ABRUPTO

10.2.08


NÃO, NÃO ESTAMOS NOS NOSSOS MELHORES DIAS

Lá fora está um esplêndido dia de Inverno, com uma luz do Sol que faz brilhar todos os contrastes, todos os limites, separando cada coisa com uma clareza que só o frio permite. A noite anterior também estava assim, escura e nítida, e, sem a poluição luminosa que já de há muito nos impede de olhar o céu, podia-se ver como a máquina do mundo rodava perfeita, com Orion, a grande constelação do Inverno, presidindo. Mas a memória, a inimiga das veleidades da novidade, lembra-me um ditado que aprendi na escola primária do salazarismo: "Em Janeiro, se vires verdejar põe-te a chorar, se vires terrear, põe-te a cantar." E verdeja já um pouco por todo o lado, e as andorinhas já começam a voltar, e percebe-se que falta pouco para as árvores se convencerem de que estão na Primavera. Pensando bem, devia levar as andorinhas a ver o filme do Al Gore para as convencer de que não são as aparências do tempo que contam, desreguladas que estão pelos sinistros neoliberais que querem aquecer a tampa do mundo, mas sim as realidades do calendário. E que ainda é Inverno, ainda é Inverno. Não, não estamos nos nossos melhores dias... Não eu, que estou bem e recomendo-me, mas eles, lá fora, as andorinhas, Portugal, o mundo.

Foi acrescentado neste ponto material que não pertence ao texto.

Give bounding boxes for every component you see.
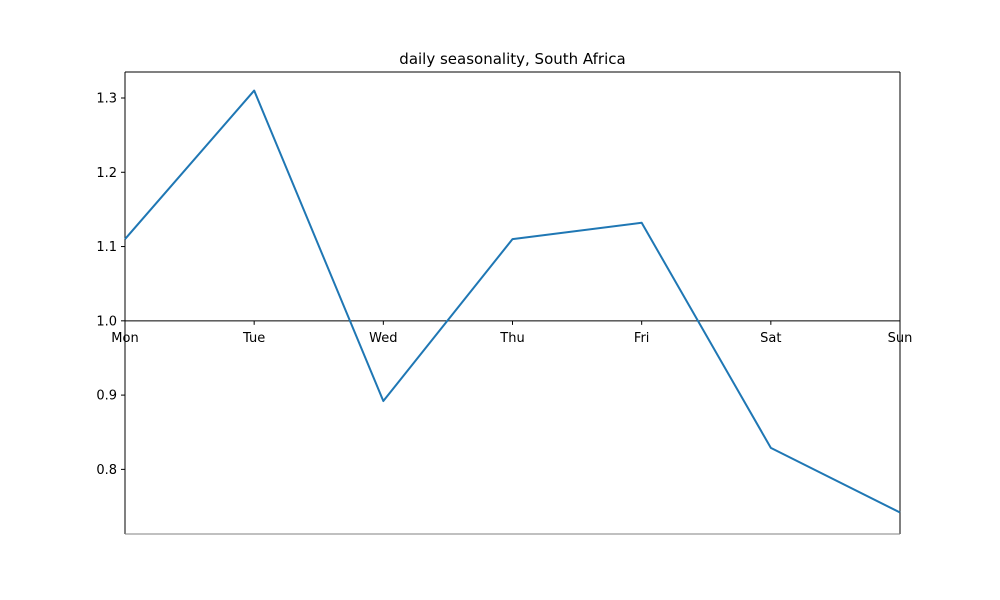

A colheita dos últimos dias "verdeja" à superfície de coisas um pouco sinistras: o processo de Isaltino de Morais voltou quase à estaca zero, mais uma vez, ao fim de não sei quantos anos, e não acontece nada. Vários crimes de que era acusada Fátima Felgueiras prescreveram entre os passeios pelo Brasil, as mudanças de visual e as peregrinações a Fátima dos felgueirenses, patrocinadas pela "Fatinha". E não acontece nada. O Ministério Público arquivou o processo de agressões ao vereador de Gondomar, continua a não se saber quem o agrediu, mas isso não deve ter importância, porque não acontece nada. Cravinho faz uma crítica duríssima aos seus colegas de bancada por sabotarem qualquer legislação contra a corrupção. E não acontece nada. De passagem, o mesmo Cravinho põe em causa com todas as letras o comportamento do LNEC, a quem acusa de ter moldado as conclusões às vontades do poder político, falsificando o seu relatório sobre o aeroporto por omissão de despesas. E não acontece nada. O bastonário da Ordem dos Advogados falou alto de mais e obrigou a mais uma ronda de lip service sobre a corrupção dos ricos e poderosos, que muito provavelmente vai dar origem a mais uma... Comissão. E não acontece nada. O mesmo bastonário acrescentou um caso muito interessante de como se ganha dinheiro em Portugal, o prédio vendido de manhã pelo Estado aos privados e vendido à tarde pelos privados a outros privados com mais cinco milhões em cima e, pelo meio, consultores e assessores do PS e do PSD. E não acontece nada. O Público mostrou a obra arquitectónica do engenheiro Sócrates, (vale a pena este vídeo) por coincidência toda no distrito da Guarda, apesar de ele ser funcionário da Câmara da Covilhã e dirigente partidário do distrito de Castelo Branco. E não acontece nada. Depois, há o ciclo do governo PSD/PP com os seus sobreiros, submarinos e um casino dado numa noite de despachos que adormeceu ainda com o governo Santana Lopes/Portas e acordou com o governo do engenheiro Sócrates, porque era o dia do fim dos tempos, o Gotterdamerung da coligação despedida por Sampaio e por milhões de portugueses. E não acontece nada. Do lado do "dar" está o Estado, do lado do "receber" está a Estoril-Sol, os Espírito Santo, a Lusoponte, o Futebol Clube Felgueiras, etc., etc. Não, não estamos nos nossos melhores dias...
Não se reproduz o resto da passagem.